Financial Daily from THE HINDU group of publications
Tuesday, Mar 22, 2005
Money & Banking
Regional Rural Banks
Chitradurga Gramin Bank turns around
Bangalore , March 21
"THE bank's performance in the last three years only proves that rural banking is a viable option," says Mr N. Narasa Reddy, Chairman, Chitradurga Gramin Bank (CGB), a Canara Bank-sponsored RRB.
CGB, which was a loss-making bank in 2001, today has reserves of Rs 7 crore. Mr Reddy recalls the low motivation level of the staff three years ago and how they were burdened with the disrepute of being known as the bank with the lowest per employee and per branch business among the eight RRBs sponsored by Canara Bank.
The turnaround was possible when employees were trained to adopt `best practices that increased the operational efficiency of the bank', according to him. In addition to this, the bank also decided to bring out some innovative deposit and loan schemes.
But most important, maintains Mr Reddy, was the need for a good talent pool. One of the first initiatives the bank undertook was to strengthen the training programmes for the staff. A joint training programme for all the four Canara Bank-sponsored RRBs was put in place. Other processes that helped employees in improving their performance were updation of manuals, improvement and simplification of systems and procedures, and providing better ambience and amenities at bank branches.
"These were some of the internal changes, but we also introduced some innovative schemes for customers that improved deposits and loan disbursement and recovery,'' Mr Reddy said.
For instance, the Sanghakshema Vima Yojane is an insurance-linked savings product developed for self help groups (SHGs).
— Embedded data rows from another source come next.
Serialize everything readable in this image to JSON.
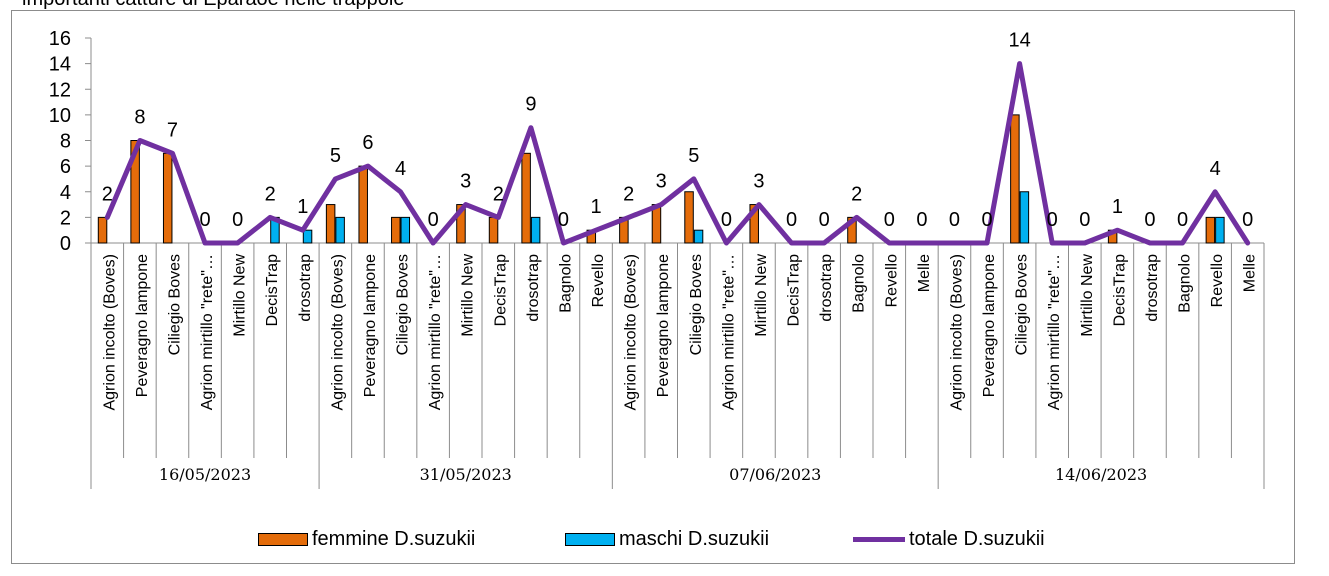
{
  "top_caption": "importanti catture di Eparaoe nelle trappole",
  "colors": {
    "femmine": "#e46c0a",
    "maschi": "#00b0f0",
    "totale": "#7030a0",
    "axis": "#8c8c8c"
  },
  "chart_data": {
    "type": "bar",
    "ylim": [
      0,
      16
    ],
    "yticks": [
      "0",
      "2",
      "4",
      "6",
      "8",
      "10",
      "12",
      "14",
      "16"
    ],
    "grid": false,
    "legend_position": "bottom",
    "groups": [
      {
        "label": "16/05/2023",
        "count": 7
      },
      {
        "label": "31/05/2023",
        "count": 9
      },
      {
        "label": "07/06/2023",
        "count": 10
      },
      {
        "label": "14/06/2023",
        "count": 10
      }
    ],
    "categories": [
      "Agrion incolto (Boves)",
      "Peveragno lampone",
      "Ciliegio Boves",
      "Agrion mirtillo \"rete\"…",
      "Mirtillo New",
      "DecisTrap",
      "drosotrap",
      "Agrion incolto (Boves)",
      "Peveragno lampone",
      "Ciliegio Boves",
      "Agrion mirtillo \"rete\"…",
      "Mirtillo New",
      "DecisTrap",
      "drosotrap",
      "Bagnolo",
      "Revello",
      "Agrion incolto (Boves)",
      "Peveragno lampone",
      "Ciliegio Boves",
      "Agrion mirtillo \"rete\"…",
      "Mirtillo New",
      "DecisTrap",
      "drosotrap",
      "Bagnolo",
      "Revello",
      "Melle",
      "Agrion incolto (Boves)",
      "Peveragno lampone",
      "Ciliegio Boves",
      "Agrion mirtillo \"rete\"…",
      "Mirtillo New",
      "DecisTrap",
      "drosotrap",
      "Bagnolo",
      "Revello",
      "Melle"
    ],
    "series": [
      {
        "name": "femmine D.suzukii",
        "kind": "bar",
        "values": [
          2,
          8,
          7,
          0,
          0,
          0,
          0,
          3,
          6,
          2,
          0,
          3,
          2,
          7,
          0,
          1,
          2,
          3,
          4,
          0,
          3,
          0,
          0,
          2,
          0,
          0,
          0,
          0,
          10,
          0,
          0,
          1,
          0,
          0,
          2,
          0
        ]
      },
      {
        "name": "maschi D.suzukii",
        "kind": "bar",
        "values": [
          0,
          0,
          0,
          0,
          0,
          2,
          1,
          2,
          0,
          2,
          0,
          0,
          0,
          2,
          0,
          0,
          0,
          0,
          1,
          0,
          0,
          0,
          0,
          0,
          0,
          0,
          0,
          0,
          4,
          0,
          0,
          0,
          0,
          0,
          2,
          0
        ]
      },
      {
        "name": "totale D.suzukii",
        "kind": "line",
        "values": [
          2,
          8,
          7,
          0,
          0,
          2,
          1,
          5,
          6,
          4,
          0,
          3,
          2,
          9,
          0,
          1,
          2,
          3,
          5,
          0,
          3,
          0,
          0,
          2,
          0,
          0,
          0,
          0,
          14,
          0,
          0,
          1,
          0,
          0,
          4,
          0
        ]
      }
    ],
    "data_labels": [
      "2",
      "8",
      "7",
      "0",
      "0",
      "2",
      "1",
      "5",
      "6",
      "4",
      "0",
      "3",
      "2",
      "9",
      "0",
      "1",
      "2",
      "3",
      "5",
      "0",
      "3",
      "0",
      "0",
      "2",
      "0",
      "0",
      "0",
      "0",
      "14",
      "0",
      "0",
      "1",
      "0",
      "0",
      "4",
      "0"
    ]
  }
}
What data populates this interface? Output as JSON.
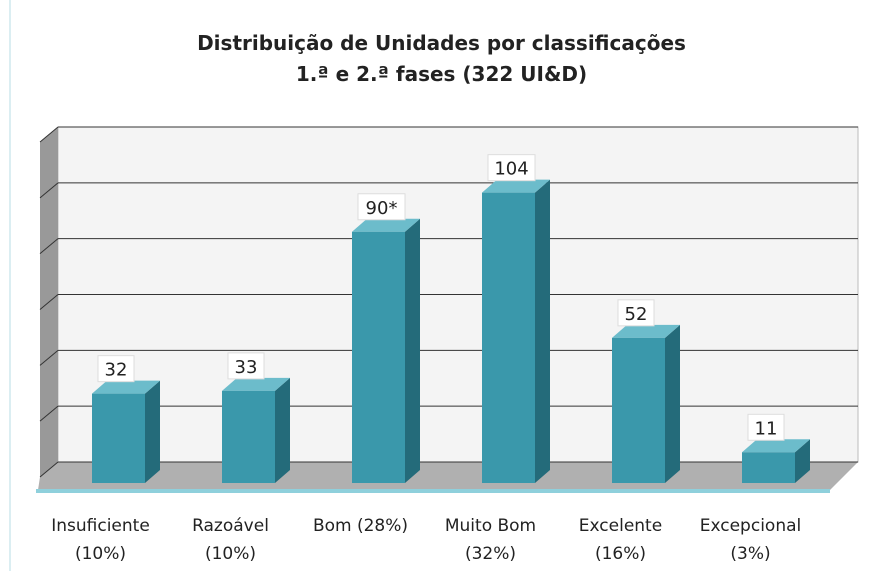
{
  "chart_data": {
    "type": "bar3d",
    "title": "Distribuição de Unidades por classificações\n1.ª e 2.ª fases (322 UI&D)",
    "categories": [
      "Insuficiente\n(10%)",
      "Razoável\n(10%)",
      "Bom (28%)",
      "Muito Bom\n(32%)",
      "Excelente\n(16%)",
      "Excepcional\n(3%)"
    ],
    "values": [
      32,
      33,
      90,
      104,
      52,
      11
    ],
    "value_labels": [
      "32",
      "33",
      "90*",
      "104",
      "52",
      "11"
    ],
    "color": "#3a98ab",
    "ylim": [
      0,
      120
    ],
    "yticks": [
      0,
      20,
      40,
      60,
      80,
      100,
      120
    ],
    "grid": true
  }
}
In addition to life risk cover, it provides health insurance cover for the SHG member, spouse and two dependent children up to Rs 10,000.
"In fact, this scheme has become so popular that the Government of India has introduced a similar health insurance scheme for SHGs." Currently, 100 SHGs are being covered under this scheme.
The bank is also reaching out to SHGs through its horticulture development loan to farmers to help them in cultivation of mango, papaya, sapota and pomegranate. "Nearly 1,800 acres have been covered," Mr Reddy says.
About 25 SHGs have been covered under the pilot project of portfolio financing for micro-watershed development. The aim is to cover about 700 groups in the coming years.
According to Mr Reddy, rural banks should aim at preserving the rural character of the regions they are operating in. "That's why we are focusing on SHGs and Farmer Clubs which are like the two eyes for our bank," he says.